Une autre dimension de cette œuvre, c’est le rapport des femmes à la société. D’un côté, les soubrettes de Molière, Dorine, Toinette, défendent très souvent la charpente familiale et s’opposent à l’aveuglement du patriarcat. Il ne faut jamais oublier leur rôle. Ainsi Dorine sauve les amours, accuse son patron Orgon, dénonce Tartuffe. D’un autre côté, la plupart des grands personnages féminins de son théâtre revendiquent leur liberté de choix, de parole, et la liberté de leurs désirs. Désirs qu’elles admettent. Agnès, dans L’École des femmes, n’est pas une oie blanche. Elmire, face à Tartuffe, essaie de sauver sa baraque tout en étant confrontée à son propre désir. Elle devient la responsable de la famille, sa figure la plus forte. Molière voit les femmes comme des forces dans le cadre familial et des rebelles. Elmire, Elvire et Célimène revendiquent hautement leur liberté.

Parmi tous les personnages de Molière, je suis aussi touché par Philinte et Alceste, qu’avec Denis Podalydès nous appelons Philalceste… C’est le tiraillement entre l’urgence d’être sage, avec Philinte le camusien, et l’urgence de se rebeller, incarnée par Alceste. Prendre le temps, surtout quand on est en retard, et descendre tout de suite dans la rue.
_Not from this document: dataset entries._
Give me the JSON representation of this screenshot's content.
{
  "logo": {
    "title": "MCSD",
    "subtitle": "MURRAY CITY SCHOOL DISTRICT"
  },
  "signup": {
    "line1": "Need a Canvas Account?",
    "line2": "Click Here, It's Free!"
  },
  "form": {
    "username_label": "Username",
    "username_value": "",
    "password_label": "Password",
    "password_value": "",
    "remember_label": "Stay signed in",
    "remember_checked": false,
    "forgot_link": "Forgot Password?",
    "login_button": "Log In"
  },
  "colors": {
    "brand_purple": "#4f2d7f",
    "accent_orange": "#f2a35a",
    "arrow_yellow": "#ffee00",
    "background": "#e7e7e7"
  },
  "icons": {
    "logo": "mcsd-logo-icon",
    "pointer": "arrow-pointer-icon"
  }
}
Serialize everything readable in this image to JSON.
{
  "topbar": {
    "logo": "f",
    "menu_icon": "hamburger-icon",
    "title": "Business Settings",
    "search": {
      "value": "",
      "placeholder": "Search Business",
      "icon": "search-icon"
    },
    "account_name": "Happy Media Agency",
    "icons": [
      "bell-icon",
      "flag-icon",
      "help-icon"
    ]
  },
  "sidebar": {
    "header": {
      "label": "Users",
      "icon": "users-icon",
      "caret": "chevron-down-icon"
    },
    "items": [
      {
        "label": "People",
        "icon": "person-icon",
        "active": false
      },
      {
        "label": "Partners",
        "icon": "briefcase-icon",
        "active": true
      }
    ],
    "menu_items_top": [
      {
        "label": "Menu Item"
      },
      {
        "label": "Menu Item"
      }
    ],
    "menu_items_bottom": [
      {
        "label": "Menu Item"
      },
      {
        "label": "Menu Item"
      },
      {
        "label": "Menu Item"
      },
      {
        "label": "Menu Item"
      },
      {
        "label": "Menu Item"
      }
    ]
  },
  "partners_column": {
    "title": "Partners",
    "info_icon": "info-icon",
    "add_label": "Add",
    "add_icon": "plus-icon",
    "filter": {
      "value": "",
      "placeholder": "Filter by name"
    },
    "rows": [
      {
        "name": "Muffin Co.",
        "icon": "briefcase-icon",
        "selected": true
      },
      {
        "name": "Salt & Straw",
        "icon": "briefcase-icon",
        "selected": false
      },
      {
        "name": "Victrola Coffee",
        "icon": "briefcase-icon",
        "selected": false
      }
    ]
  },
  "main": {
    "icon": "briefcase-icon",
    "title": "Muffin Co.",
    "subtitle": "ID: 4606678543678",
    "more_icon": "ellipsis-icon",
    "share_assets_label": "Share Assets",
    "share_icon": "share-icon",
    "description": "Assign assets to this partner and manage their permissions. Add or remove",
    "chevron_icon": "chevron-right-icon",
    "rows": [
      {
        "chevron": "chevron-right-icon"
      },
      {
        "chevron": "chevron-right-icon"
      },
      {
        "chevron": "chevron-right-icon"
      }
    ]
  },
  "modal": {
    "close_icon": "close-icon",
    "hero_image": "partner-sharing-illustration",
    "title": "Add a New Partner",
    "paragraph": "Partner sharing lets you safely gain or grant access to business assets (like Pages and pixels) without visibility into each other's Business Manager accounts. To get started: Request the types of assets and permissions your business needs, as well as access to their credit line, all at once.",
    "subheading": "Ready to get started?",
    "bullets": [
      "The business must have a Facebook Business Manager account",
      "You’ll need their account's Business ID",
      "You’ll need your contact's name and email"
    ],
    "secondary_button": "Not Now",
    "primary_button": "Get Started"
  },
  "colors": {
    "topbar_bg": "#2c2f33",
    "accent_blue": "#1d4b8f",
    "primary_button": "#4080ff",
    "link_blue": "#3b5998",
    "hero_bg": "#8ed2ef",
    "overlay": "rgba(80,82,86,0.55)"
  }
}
Je suis dans cette contradiction. Je veux qu’on me distingue, je le ressens, et c’est ce que je n’aime pas chez moi par rapport à des gens humbles comme l’était mon frère, récemment disparu. Un autre personnage majeur à mes yeux, c’est Dom Juan. Surtout dans la tirade de la séduction, quand il dit : « La beauté me ravit partout où je la trouve. » Je suis bouleversé par la polysémie du mot, c’est le ravissement et le ravisseur. On passe au-delà du désir de l’homme pour la femme. Je sens pour ma part cette dimension de la nature qui s’empare de moi et me renvoie à ma fragilité de brin d’herbe. Enfin, je reste saisi par la première scène du Misanthrope. Elle est le texte qui introduit le mieux au théâtre et au monde. « Qu’est-ce donc ? » Voilà l’interrogation sur le monde. « Qu’avez-vous ? » Voilà l’intime. Par ces mots notre humanité appartient à l’histoire et à l’intime. Et cette réponse : « Laissez-moi, je vous prie… », est d’une politesse qui trouble avant d’être d’emblée bloquée par cette réplique : « … et courez vous cacher ». La politesse ne tient que le temps d’une réplique.